AC: It works different ways. I mean, one of us will maybe have an idea or a riff, sometimes one of us will have a whole song. Something like Stark Raving Sane off the new record was written in one afternoon in Derby, where we were rehearsing with the songs we already had and we just went in and wrote it there and then. It is hard but I write all the lyrics so I can sit and write lyrics and melodies at home. But the way I play and the music I listen to is different from the lads. For example, take The Buzzing – I had written The Buzzing at home with a sort of swingy jazz riff and I put a vocal over it and I sent it to Mike and there was no drums on it so he put it on his computer and he put a drum machine on it. And then by the time Neil had it, he had a completely different take on it. In the end what I had seen as this black flag, swinging, head banger, ended up being a completely different track.

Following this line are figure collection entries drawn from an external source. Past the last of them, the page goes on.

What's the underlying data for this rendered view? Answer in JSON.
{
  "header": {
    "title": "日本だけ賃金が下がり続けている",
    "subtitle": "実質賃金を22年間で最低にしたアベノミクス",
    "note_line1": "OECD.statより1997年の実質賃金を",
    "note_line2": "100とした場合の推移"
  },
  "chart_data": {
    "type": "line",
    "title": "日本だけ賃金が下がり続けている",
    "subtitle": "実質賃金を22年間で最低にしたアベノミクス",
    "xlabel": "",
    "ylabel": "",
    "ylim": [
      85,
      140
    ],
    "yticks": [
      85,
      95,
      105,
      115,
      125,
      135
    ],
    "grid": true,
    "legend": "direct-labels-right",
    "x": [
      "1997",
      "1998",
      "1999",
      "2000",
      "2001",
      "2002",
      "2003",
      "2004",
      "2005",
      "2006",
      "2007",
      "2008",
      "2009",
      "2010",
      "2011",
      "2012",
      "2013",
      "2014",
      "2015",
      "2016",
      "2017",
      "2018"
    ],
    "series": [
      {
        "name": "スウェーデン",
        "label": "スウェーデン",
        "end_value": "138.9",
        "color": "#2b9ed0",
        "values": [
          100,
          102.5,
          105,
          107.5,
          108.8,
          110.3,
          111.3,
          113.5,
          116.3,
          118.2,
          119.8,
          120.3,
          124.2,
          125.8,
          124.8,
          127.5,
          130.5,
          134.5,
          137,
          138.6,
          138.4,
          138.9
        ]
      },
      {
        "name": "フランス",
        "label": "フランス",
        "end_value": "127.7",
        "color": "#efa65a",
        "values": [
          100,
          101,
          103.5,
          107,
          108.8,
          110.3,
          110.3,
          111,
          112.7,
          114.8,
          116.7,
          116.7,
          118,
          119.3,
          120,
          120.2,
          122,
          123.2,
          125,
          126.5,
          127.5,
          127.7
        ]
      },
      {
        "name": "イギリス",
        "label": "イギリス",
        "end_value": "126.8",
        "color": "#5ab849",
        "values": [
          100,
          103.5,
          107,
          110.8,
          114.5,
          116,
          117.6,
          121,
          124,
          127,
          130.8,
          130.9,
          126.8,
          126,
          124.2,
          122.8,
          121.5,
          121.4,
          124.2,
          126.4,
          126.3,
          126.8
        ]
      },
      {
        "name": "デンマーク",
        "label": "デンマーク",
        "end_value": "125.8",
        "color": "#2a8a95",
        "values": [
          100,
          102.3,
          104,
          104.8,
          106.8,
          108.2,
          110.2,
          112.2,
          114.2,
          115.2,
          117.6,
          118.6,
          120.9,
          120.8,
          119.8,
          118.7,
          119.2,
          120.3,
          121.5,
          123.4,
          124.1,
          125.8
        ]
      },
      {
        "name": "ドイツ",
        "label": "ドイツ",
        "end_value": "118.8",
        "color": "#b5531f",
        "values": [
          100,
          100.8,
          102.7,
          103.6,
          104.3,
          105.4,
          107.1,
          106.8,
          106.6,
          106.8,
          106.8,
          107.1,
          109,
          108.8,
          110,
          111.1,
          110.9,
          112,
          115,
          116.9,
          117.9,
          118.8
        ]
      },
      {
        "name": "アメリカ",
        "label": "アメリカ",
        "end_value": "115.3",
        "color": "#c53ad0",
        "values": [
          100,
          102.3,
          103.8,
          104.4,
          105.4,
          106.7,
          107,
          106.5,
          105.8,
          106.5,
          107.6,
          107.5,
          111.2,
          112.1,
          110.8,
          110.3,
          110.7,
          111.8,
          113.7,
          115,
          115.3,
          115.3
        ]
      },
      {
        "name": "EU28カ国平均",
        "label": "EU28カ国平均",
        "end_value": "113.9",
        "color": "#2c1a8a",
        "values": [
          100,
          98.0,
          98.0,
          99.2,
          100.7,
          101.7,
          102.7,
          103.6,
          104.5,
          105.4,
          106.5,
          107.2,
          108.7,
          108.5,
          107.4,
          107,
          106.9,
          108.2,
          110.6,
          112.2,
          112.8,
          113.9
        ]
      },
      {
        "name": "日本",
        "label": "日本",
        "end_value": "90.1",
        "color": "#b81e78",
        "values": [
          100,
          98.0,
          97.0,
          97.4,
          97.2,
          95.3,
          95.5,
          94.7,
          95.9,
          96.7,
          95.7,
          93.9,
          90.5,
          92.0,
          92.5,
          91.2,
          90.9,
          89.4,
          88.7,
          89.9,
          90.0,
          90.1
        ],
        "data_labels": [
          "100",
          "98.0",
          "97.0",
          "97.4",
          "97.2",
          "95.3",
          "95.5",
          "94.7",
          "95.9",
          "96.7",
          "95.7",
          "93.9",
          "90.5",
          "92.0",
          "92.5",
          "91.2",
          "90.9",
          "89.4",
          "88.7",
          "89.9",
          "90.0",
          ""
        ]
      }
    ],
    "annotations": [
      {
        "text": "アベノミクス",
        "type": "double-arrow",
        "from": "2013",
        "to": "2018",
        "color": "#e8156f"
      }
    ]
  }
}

rushonrock: The name of the album come from a quote from Vladimir Nabakov, ‘A brief crack of light between two eternities of darkness’. What was the reason behind this?
AC: Well at the time a lot of the lyrics on the album, before we had the album title, were dealing with some of the absurdities of life. Lyrically I always try to pick a concept. With Crooked Timber it was about identity, and with this it was about absurdity, so I was reading a lot of Vladimir Nabakov and Samuel Beckett and the things they’ve dealt with, just like what it’s like to be human, like how some of the things we do get us bent so out of shape. And when I was researching absurdity, I came across this quote from Nabakov basically saying we are on this planet for a very short period of time and we have to do something with it and really help other people.
rushonrock: You put a free download out in America of Living In The Shadow of a Terrible Thing, is this Therapy? Moving with the times?
AC: What are we going to do? We haven’t been to America for 10 years, where as before we wouldn’t have had to do that because we would have been over there touring four or five times a year so people would have known who we were. The people from Rolling Stone offered to give a free download which overnight would reach more people than anything we would do, which meant that the people that had forgotten about us could say, ‘great, they’re back’ and get back into our music.
rushonrock: You were touring with La Faro last month – is giving Northern Irish bands a chance something you would like to do?
AC: Well if they’re good and we like them, yeah. But we have to be honest – we will try and promote bands from the North if we really, really like them and can get them to come over here. But if they’re not a good band or they’re dicks then they can fuck right off!